Friday, November 03, 2006

War - Part 1: Cry Havoc

This is my first instalment in my treatise of war: Cry 'Havoc!' And let slip the dogs of war.

I’ve just finished watching the movie “The Dogs of War” again, with Christopher Walken as Jamie Shannon. And the tagline above is originally from Shakespeare’s Julius Caesar.

I want to examine this phrase, to which I attribute loaded meaning.

Cry, yell, order to havoc. Assumes there is a personal imperative or command to do so. Probably well out of one’s control, might I add. That one would even order the creation of havoc is the essence of conflict. The personal reasons to reek destruction is never without some kind of trigger, such as retribution, revenge, lust for violence, power or as in this case, money. We’re not talking juvenile vandalism here!

Havoc is obvious. Used nowadays in the phrase “play havoc”, I agree with pundits who portend that it’s lost the force of the earlier phrase. Havoc is not a bed of roses; it is general devastation and destruction. The watered down version yields great confusion and disorder, which isn’t exactly devastation by any stretch.

“Let slip” is even more obvious as a synonym to release, but almost reluctantly. A firm grasp is simply now, not so firm, as the leash slips, not ripped or thrown, it is let.

The dogs has two distinct meanings, the face-value which appears as a ferocious animal since it is borne of war.

However, I’ve come to understand a second meaning, possibly cynical in nature, those dogs are also locks or devices to stop or hold fast some kind of machinery. This illustrates a concept that maybe war is always upon us, but always held in check by the locking mechanisms of peace and process. If the dogs are released, the machine is then free to begin its purpose of mayhem and death.

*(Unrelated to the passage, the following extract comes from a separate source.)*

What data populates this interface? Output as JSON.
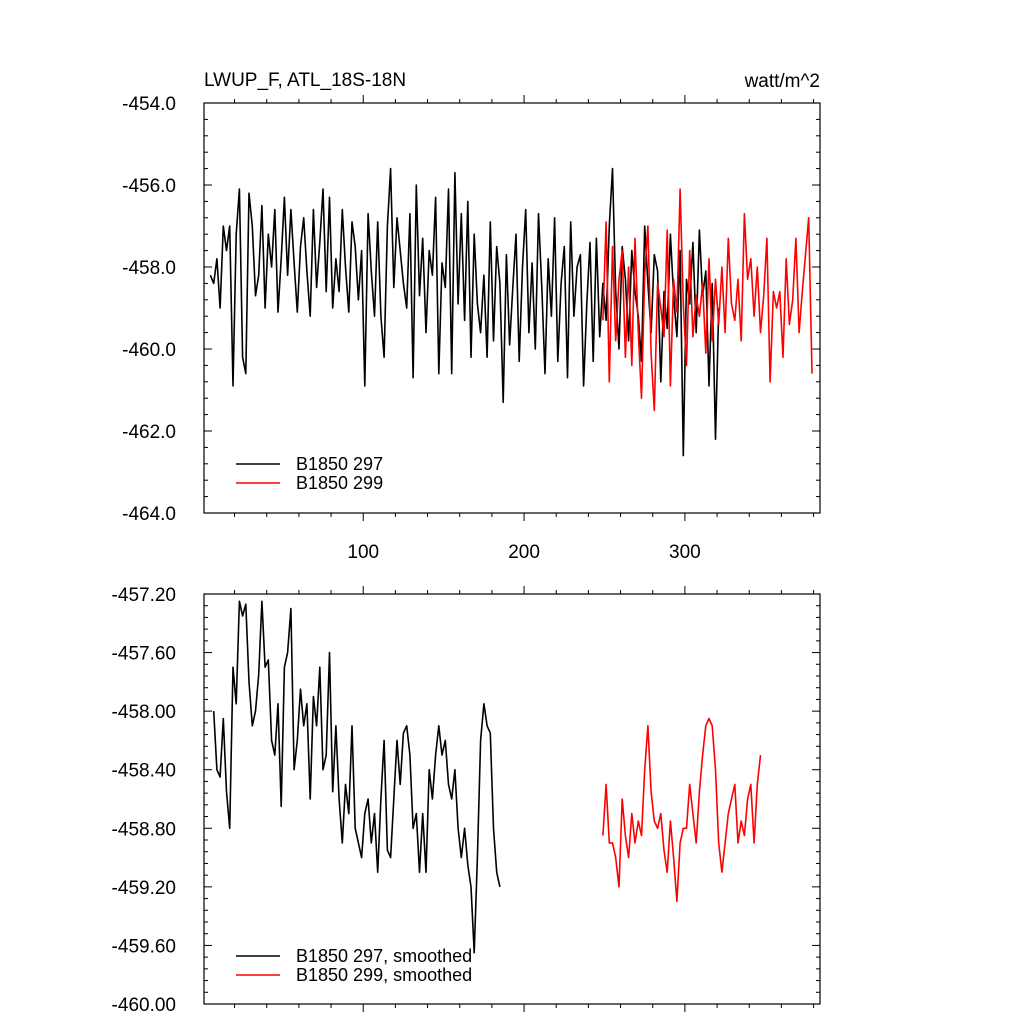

Merriam-Webster also mentions dogs are synonymous with feet. Yet again the image is significant and intense: feet of war, will trample.

That phrase, which is notorious, as are many quotes from that literary genius Shakespeare, has always held this kind of significant meaning for me, ever since I read Fred Forsyth’s book, with the phrase as a tagline on it as well. It was years later saw the movie adaptation for the first time.

In the movie all our mercenaries, except Drew, go home. The book however ends with blood in the protagonist, Jamie Shannon’s mouth. It’s his own. Now, make of that what you will.